Dr. Christine Cheney named College of Education Dean
Chris Cheney has been named dean of the University of Nevada, Reno College of Education.
Dr. Cheney is a 1971 graduate of the College of William and Mary with a degree in Psychology. She continued at William and Mary to earn her M.Ed. in 1973 in Special Education, then spent five years working in public school systems. She earned her Ed.D. in special education from Indiana University.
Cheney is professor of special education and chair of the department of educational specialties, a role she has filled since the department's founding in 2003.
Cheney's commitment to her students and to teaching is particularly exemplified by two awards. In 2002 Cheney was awarded the F. Donald Tibbitts Memorial Distinguished Teacher Award, which is presented annually and is considered the University's most prestigious teaching award. Cheney was awarded the Regents Undergraduate Advisor Award in 2001 by the Nevada Board of Regents. She is also a past winner of two important College of Education awards, the Outstanding Outreach, National Education Week Award and the Cashell Outstanding Instructor Award.
"Chris has dedicated her career to preparing tomorrow's teachers, and she is an outstanding teacher herself," said Marc Johnson, University provost. "She has contributed to the body of knowledge for her field of study through grant-supported projects and numerous publications, and she has an impressive record of University service and leadership within the College of Education."
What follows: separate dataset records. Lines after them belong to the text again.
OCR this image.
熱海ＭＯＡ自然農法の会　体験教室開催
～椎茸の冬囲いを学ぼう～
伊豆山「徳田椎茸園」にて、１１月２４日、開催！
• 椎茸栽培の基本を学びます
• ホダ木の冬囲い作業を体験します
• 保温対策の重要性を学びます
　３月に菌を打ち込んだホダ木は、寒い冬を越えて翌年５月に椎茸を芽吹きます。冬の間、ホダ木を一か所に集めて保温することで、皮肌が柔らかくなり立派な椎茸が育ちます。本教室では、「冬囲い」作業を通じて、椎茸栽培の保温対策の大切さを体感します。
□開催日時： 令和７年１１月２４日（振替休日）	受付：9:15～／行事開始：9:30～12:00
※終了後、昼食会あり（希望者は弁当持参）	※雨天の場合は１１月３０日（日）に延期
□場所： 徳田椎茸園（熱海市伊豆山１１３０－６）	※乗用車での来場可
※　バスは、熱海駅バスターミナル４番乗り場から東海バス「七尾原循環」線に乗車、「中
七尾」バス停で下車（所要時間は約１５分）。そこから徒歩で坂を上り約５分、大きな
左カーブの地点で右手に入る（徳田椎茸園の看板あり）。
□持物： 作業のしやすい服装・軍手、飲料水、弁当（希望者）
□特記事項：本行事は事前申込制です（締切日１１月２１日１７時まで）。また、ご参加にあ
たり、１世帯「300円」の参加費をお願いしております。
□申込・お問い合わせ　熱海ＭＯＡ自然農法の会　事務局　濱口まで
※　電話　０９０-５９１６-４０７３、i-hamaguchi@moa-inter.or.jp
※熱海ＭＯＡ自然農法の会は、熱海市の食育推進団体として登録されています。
She came to the University of Nevada, Reno in 1984 as an assistant professor of special education in the Department of Curriculum & Instruction, and went on to help create the department she chairs today.
"Her conversations with me have shown me that Chris has the ability and passion to lead the college through its reorganization and position it for growth in the future," said Johnson.
"There are many who participated in this process," he added. "I would like to thank the search committee members for their efforts. I would also like to thank all the candidates for the position who enthusiastically participated in the process, and the faculty and staff who attended the candidate forums."
Cheney's appointment as dean is a two-year appointment. She replaces Bill Sparkman, who has served as the college's dean since 1998 and announced his decision to step down and return to the faculty as of July 1, 2010.
"Bill is widely respected across campus and is recognized as the consummate colleague, gentlemen and University ambassador," said Johnson. "I know his colleagues - especially his fellow deans - join me in acknowledging his many contributions to this University."